Per l’Epifania la messa diventa «internazionale» con le comunità cattoliche straniere. La Diocesi festeggia l’anniversario episcopale dei vescovi Gastone e Franco

Prato e la sua realtà multietnica si radunano in cattedrale nel giorno dell’Epifania. Domani, venerdì 6 gennaio, la Chiesa ricorda la «manifestazione di Gesù alle genti» e per la Diocesi la solennità coincide con la «Giornata del migrante» (che cade il 15 gennaio).
Nel pomeriggio, alle 15,30, in duomo si celebra la «Messa Internazionale», animata dai canti e dalle preghiere in lingua delle comunità cattoliche straniere presenti in città. La funzione è «impreziosita» dal fatto che sarà concelebrata da due vescovi: mons.
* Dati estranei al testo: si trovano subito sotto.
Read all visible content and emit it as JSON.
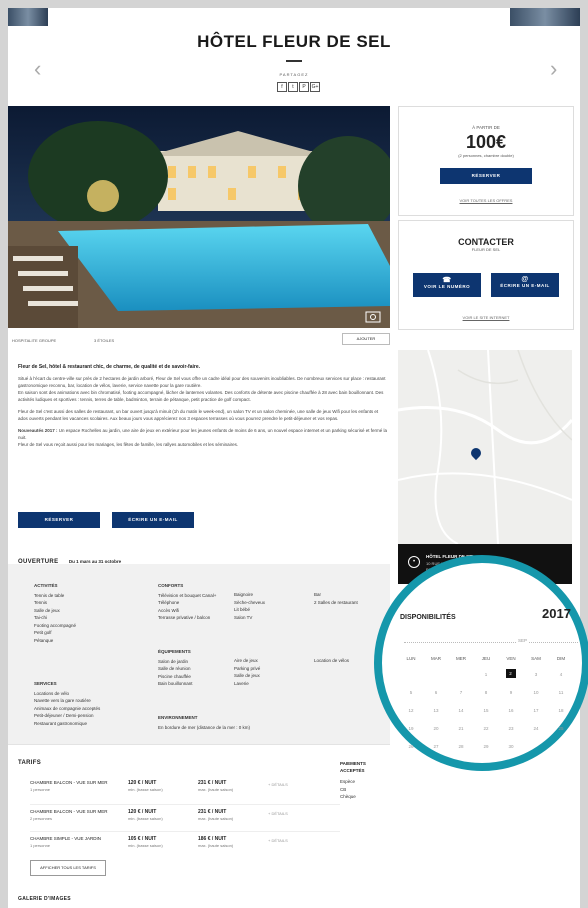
{
  "hotel": {
    "name": "HÔTEL FLEUR DE SEL"
  },
  "share": {
    "label": "PARTAGEZ",
    "icons": [
      "facebook-icon",
      "twitter-icon",
      "pinterest-icon",
      "google-plus-icon"
    ],
    "glyphs": [
      "f",
      "t",
      "P",
      "G+"
    ]
  },
  "nav": {
    "prev": "‹",
    "next": "›"
  },
  "photo_meta": {
    "left": "HOSPITALITE GROUPE",
    "stars": "3 ÉTOILES",
    "add_label": "AJOUTER"
  },
  "price_box": {
    "from_label": "À PARTIR DE",
    "price": "100€",
    "note": "(2 personnes, chambre double)",
    "book_label": "RÉSERVER",
    "link": "VOIR TOUTES LES OFFRES"
  },
  "contact_box": {
    "title": "CONTACTER",
    "subtitle": "FLEUR DE SEL",
    "phone_label": "VOIR LE NUMÉRO",
    "mail_label": "ÉCRIRE UN E-MAIL",
    "link": "VOIR LE SITE INTERNET"
  },
  "description": {
    "title": "Fleur de Sel, hôtel & restaurant chic, de charme, de qualité et de savoir-faire.",
    "p1": "Situé à l'écart du centre-ville sur près de 2 hectares de jardin arboré, Fleur de Sel vous offre un cadre idéal pour des souvenirs inoubliables. De nombreux services sur place : restaurant gastronomique reconnu, bar, location de vélos, laverie, service navette pour la gare routière.",
    "p2": "En saison sont des animations avec bin chromatisé, footing accompagné, lâcher de lanternes volantes. Des conforts de détente avec piscine chauffée à 28 avec bain bouillonnant. Des activités ludiques et sportives : tennis, terres de table, badminton, terrain de pétanque, petit practice de golf compact.",
    "p3": "Fleur de Sel c'est aussi des salles de restaurant, un bar ouvert jusqu'à minuit (1h du matin le week-end), un salon TV et un salon cheminée, une salle de jeux Wifi pour les enfants et ados ouverts pendant les vacances scolaires. Aux beaux jours vous apprécierez nos 3 espaces terrasses où vous pourrez prendre le petit-déjeuner et vos repas.",
    "p4_bold": "Nouveautés 2017 :",
    "p4": " Un espace Rochelles au jardin, une aire de jeux en extérieur pour les jeunes enfants de moins de 6 ans, un nouvel espace internet et un parking sécurisé et fermé la nuit.",
    "p5": "Fleur de Sel vous reçoit aussi pour les mariages, les fêtes de famille, les rallyes automobiles et les séminaires.",
    "book_label": "RÉSERVER",
    "mail_label": "ÉCRIRE UN E-MAIL"
  },
  "opening": {
    "title": "OUVERTURE",
    "range": "Du 1 mars au 31 octobre"
  },
  "activities": {
    "title": "ACTIVITÉS",
    "items": [
      "Tennis de table",
      "Tennis",
      "Salle de jeux",
      "Tai-chi",
      "Footing accompagné",
      "Petit golf",
      "Pétanque"
    ]
  },
  "services": {
    "title": "SERVICES",
    "items": [
      "Locations de vélo",
      "Navette vers la gare routière",
      "Animaux de compagnie acceptés",
      "Petit-déjeuner / Demi-pension",
      "Restaurant gastronomique"
    ]
  },
  "comforts": {
    "title": "CONFORTS",
    "col1": [
      "Télévision et bouquet Canal+",
      "Téléphone",
      "Accès Wifi",
      "Terrasse privative / balcon"
    ],
    "col2": [
      "Baignoire",
      "Sèche-cheveux",
      "Lit bébé",
      "Salon TV"
    ],
    "col3": [
      "Bar",
      "2 Salles de restaurant"
    ]
  },
  "equipment": {
    "title": "ÉQUIPEMENTS",
    "col1": [
      "Salon de jardin",
      "Salle de réunion",
      "Piscine chauffée",
      "Bain bouillonnant"
    ],
    "col2": [
      "Aire de jeux",
      "Parking privé",
      "Salle de jeux",
      "Laverie"
    ],
    "col3": [
      "Location de vélos"
    ]
  },
  "environment": {
    "title": "ENVIRONNEMENT",
    "text": "En bordure de mer (distance de la mer : 0 km)"
  },
  "map": {
    "name": "HÔTEL FLEUR DE SEL",
    "addr1": "10 RUE DES TAMARIS",
    "addr2": "BP 207"
  },
  "calendar": {
    "title": "DISPONIBILITÉS",
    "year": "2017",
    "month": "SEP",
    "days": [
      "LUN",
      "MAR",
      "MER",
      "JEU",
      "VEN",
      "SAM",
      "DIM"
    ],
    "weeks": [
      [
        "",
        "",
        "",
        "1",
        "2",
        "3",
        "4"
      ],
      [
        "5",
        "6",
        "7",
        "8",
        "9",
        "10",
        "11"
      ],
      [
        "12",
        "13",
        "14",
        "15",
        "16",
        "17",
        "18"
      ],
      [
        "19",
        "20",
        "21",
        "22",
        "23",
        "24",
        "25"
      ],
      [
        "26",
        "27",
        "28",
        "29",
        "30",
        "",
        ""
      ]
    ]
  },
  "tarifs": {
    "title": "TARIFS",
    "detail_label": "+ DÉTAILS",
    "show_all": "AFFICHER TOUS LES TARIFS",
    "rows": [
      {
        "name": "CHAMBRE BALCON - VUE SUR MER",
        "sub": "1 personne",
        "p1": "120 € / NUIT",
        "p1s": "min. (basse saison)",
        "p2": "231 € / NUIT",
        "p2s": "max. (haute saison)"
      },
      {
        "name": "CHAMBRE BALCON - VUE SUR MER",
        "sub": "2 personnes",
        "p1": "120 € / NUIT",
        "p1s": "min. (basse saison)",
        "p2": "231 € / NUIT",
        "p2s": "max. (haute saison)"
      },
      {
        "name": "CHAMBRE SIMPLE - VUE JARDIN",
        "sub": "1 personne",
        "p1": "105 € / NUIT",
        "p1s": "min. (basse saison)",
        "p2": "186 € / NUIT",
        "p2s": "max. (haute saison)"
      }
    ]
  },
  "payments": {
    "title1": "PAIEMENTS",
    "title2": "ACCEPTÉS",
    "items": [
      "Espèce",
      "CB",
      "Chèque"
    ]
  },
  "gallery": {
    "title": "GALERIE D'IMAGES"
  },
  "colors": {
    "primary": "#0d3570",
    "accent": "#1597ab"
  }
}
Franco Agostinelli e l’emerito mons. Gastone Simoni. Proprio il 6 gennaio entrambi festeggiano l’ordinazione episcopale. Ma andiamo con ordine e riepiloghiamo il programma dell’iniziativa.

La «Messa Internazionale». Intorno alle 15 le comunità straniere si ritroveranno in cinque punti diversi del centro storico per poi incamminarsi in processione verso piazza Duomo. Gli ucraini partiranno da piazza San Francesco, i filippini da Sant’Anna, i nigeriani dalla stazione di Porta al Serraglio, i rumeni da San Domenico e i cinesi da Porta Pistoiese. In piazza ci saranno i figuranti vestiti da Magi e tutti insieme, in corteo, si avvicineranno al sagrato della cattedrale, dove ad attenderli ci saranno mons. Agostinelli e mons. Simoni. Le comunità doneranno ai due vescovi alcuni prodotti tipici delle loro terre di provenienza, ripetendo simbolicamente il gesto compiuto dai Magi quando andarono ad adorare Gesù Bambino. Poi inizierà la celebrazione della messa solenne. Al termine i vescovi torneranno di nuovo in piazza per benedire i bambini presenti e per offrire la statua del Bambino Gesù al bacio dei fedeli.

Gli anniversari. Per una singolare coincidenza mons. Gastone Simoni e mons. Franco Agostinelli sono stati ordinati vescovi il 6 gennaio, giorno dell’Epifania, a dieci anni di distanza l’uno dall’altro. Nel 2017 il vescovo emerito Simoni celebra le «nozze d’argento» con l’episcopato: era il 1992 quando sul suo capo si posarono le mani di Giovanni Paolo II. Nel 2002 il papa santo ordinò mons. Agostinelli, allora destinato a guidare la diocesi di Grosseto, dove sarebbe rimasto per dieci anni prima di arrivare a Prato, in sostituzione di mons. Simoni, dimissionario per raggiunti limiti di età. La ricorrenza è dunque speciale e per questo la Diocesi invita tutta la comunità ecclesiale a partecipare. La messa sarà trasmessa in diretta su Tv Prato, con il commento del direttore Gianni Rossi.